Researchers Find Low MDRO Awareness and Knowledge of Control Measures Among HCWs

Doctor Removing Medical Disposable Safety Gloves From His Hands.

Much effort has been made over the last two decades to educate and train healthcare professionals working on antimicrobial resistance in French hospitals. However, little has been done in France to assess perceptions, attitudes and knowledge regarding multidrug resistant organisms (MDROs) and, more globally, these have never been evaluated in a large-scale population of medical and non-medical healthcare workers (HCWs). The aim of the study by Vaillant, et al. (2019) was to explore awareness among HCWs by evaluating their knowledge of MDROs and the associated control measures, by comparing perceptions between professional categories and by studying the impact of training and health beliefs.

A multi-center cross-sectional study was conducted in 58 randomly selected French healthcare facilities with questionnaires including professional and demographic characteristics, and knowledge and perception of MDRO transmission and control.
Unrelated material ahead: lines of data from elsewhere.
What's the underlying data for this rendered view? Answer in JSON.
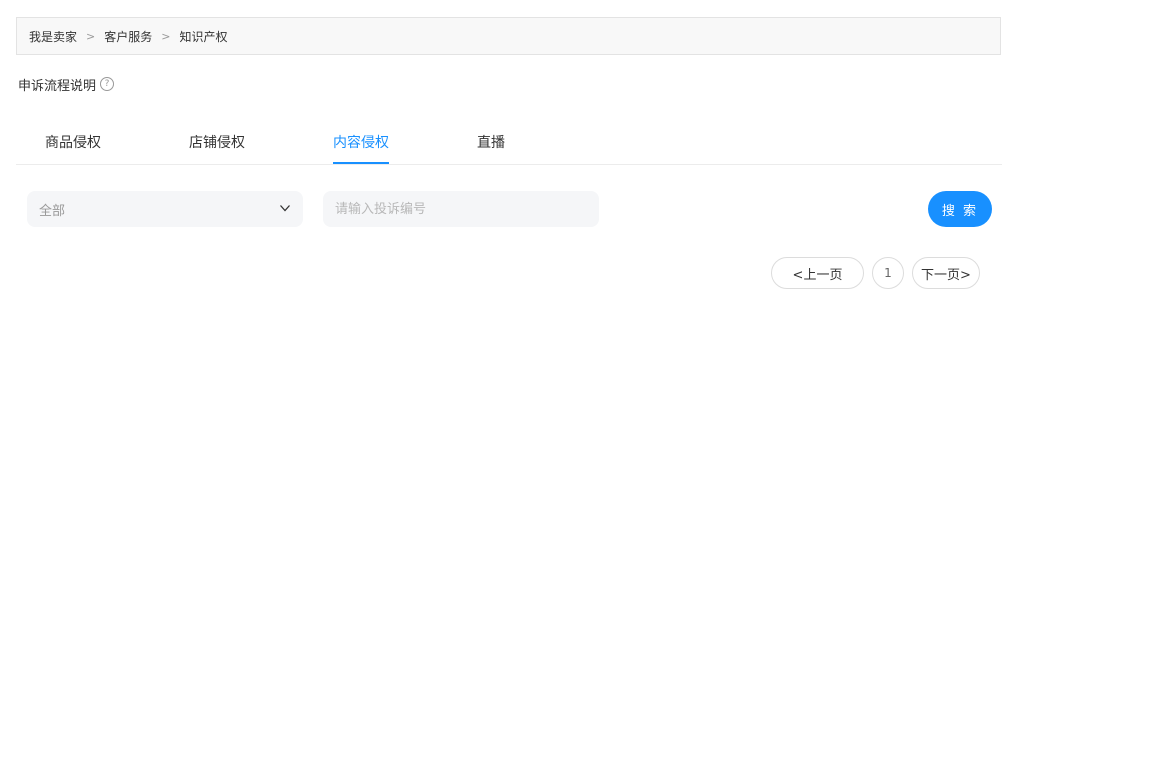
{
  "breadcrumb": {
    "items": [
      "我是卖家",
      "客户服务",
      "知识产权"
    ],
    "separator": ">"
  },
  "help": {
    "label": "申诉流程说明",
    "icon": "question-circle-icon",
    "icon_glyph": "?"
  },
  "tabs": [
    {
      "label": "商品侵权",
      "active": false
    },
    {
      "label": "店铺侵权",
      "active": false
    },
    {
      "label": "内容侵权",
      "active": true
    },
    {
      "label": "直播",
      "active": false
    }
  ],
  "filter": {
    "select_value": "全部",
    "search_placeholder": "请输入投诉编号",
    "search_button": "搜 索"
  },
  "pagination": {
    "prev": "<上一页",
    "current_page": "1",
    "next": "下一页>"
  },
  "colors": {
    "accent": "#1890ff",
    "input_bg": "#f5f6f8",
    "breadcrumb_bg": "#f8f8f8"
  }
}
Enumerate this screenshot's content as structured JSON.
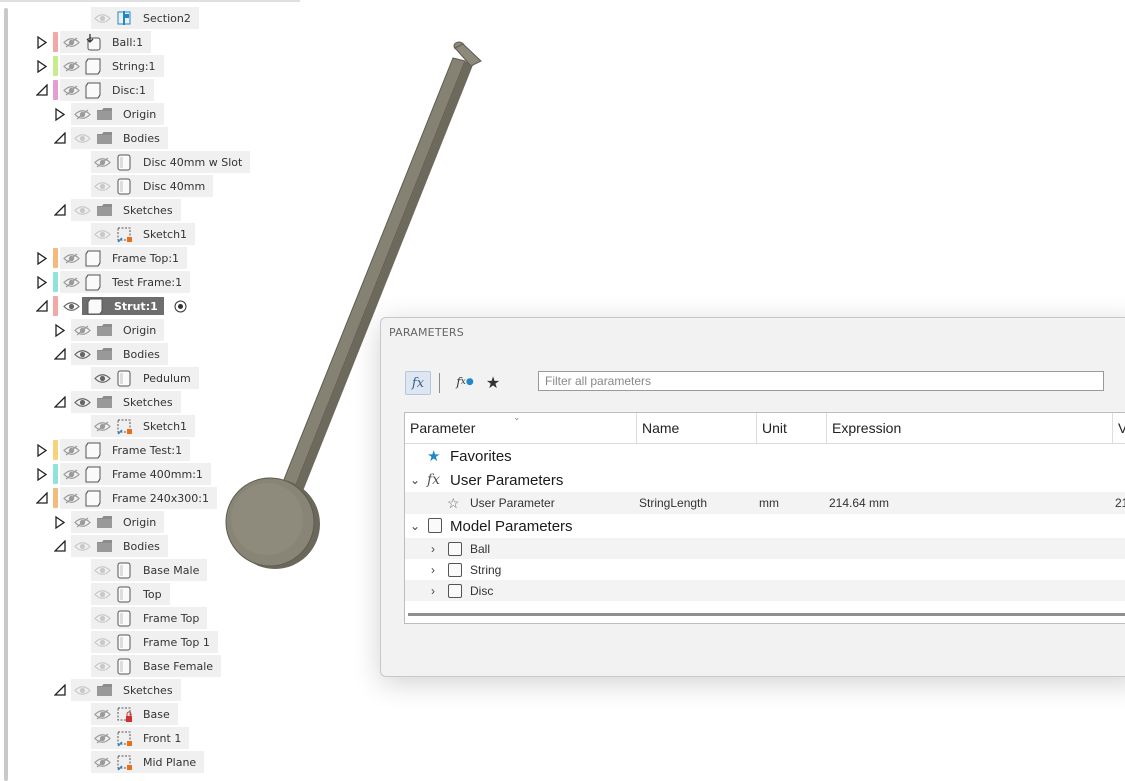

A knowledge score was calculated and used in a logistic regression analysis to identify factors associated with higher knowledge of MDROs, and the association between knowledge and perception.

Between June 2014 and March 2016, 8716/11,753 (participation rate, 74%) questionnaires were completed. The mean knowledge score was 4.7/8 (SD: 1.3) and 3.6/8 (SD: 1.4) in medical and non-medical HCWs, respectively. Five variables were positively associated with higher knowledge: working in a university hospital (adjusted odds ratio, 1.41, 95% CI 1.16–1.70); age classes 26–35 years (1.43, 1.23–1.6) and 36–45 years (1.19, 1.01–1.40); medical professional status (3.7, 3.09–4.44), working in an intensive care unit (1.28, 1.06–1.55), and having been trained on control of antimicrobial resistance (1.31, 1.16–1.48). After adjustment for these variables, greater knowledge was significantly associated with four cognitive factors: perceived susceptibility, attitude toward hand hygiene, self-efficacy, and motivation.

The researchers found a low level of MDRO awareness and knowledge of associated control measures among French HCWs. They say that training on hand hygiene and measures to control MDRO spread may be helpful in shaping beliefs and perceptions on MDRO control among other possible associated factors. Messages should be tailored to professional status and their perception. Other a pproaches should be designed, with more effective methods of training and cognitive interventions.

Reference: Vaillant L, et al. Awareness among French healthcare workers of the transmission of multidrug resistant organisms: a large cross-sectional survey. Antimicrobial Resistance & Infection Control. Volume 8, No. 173. 2019.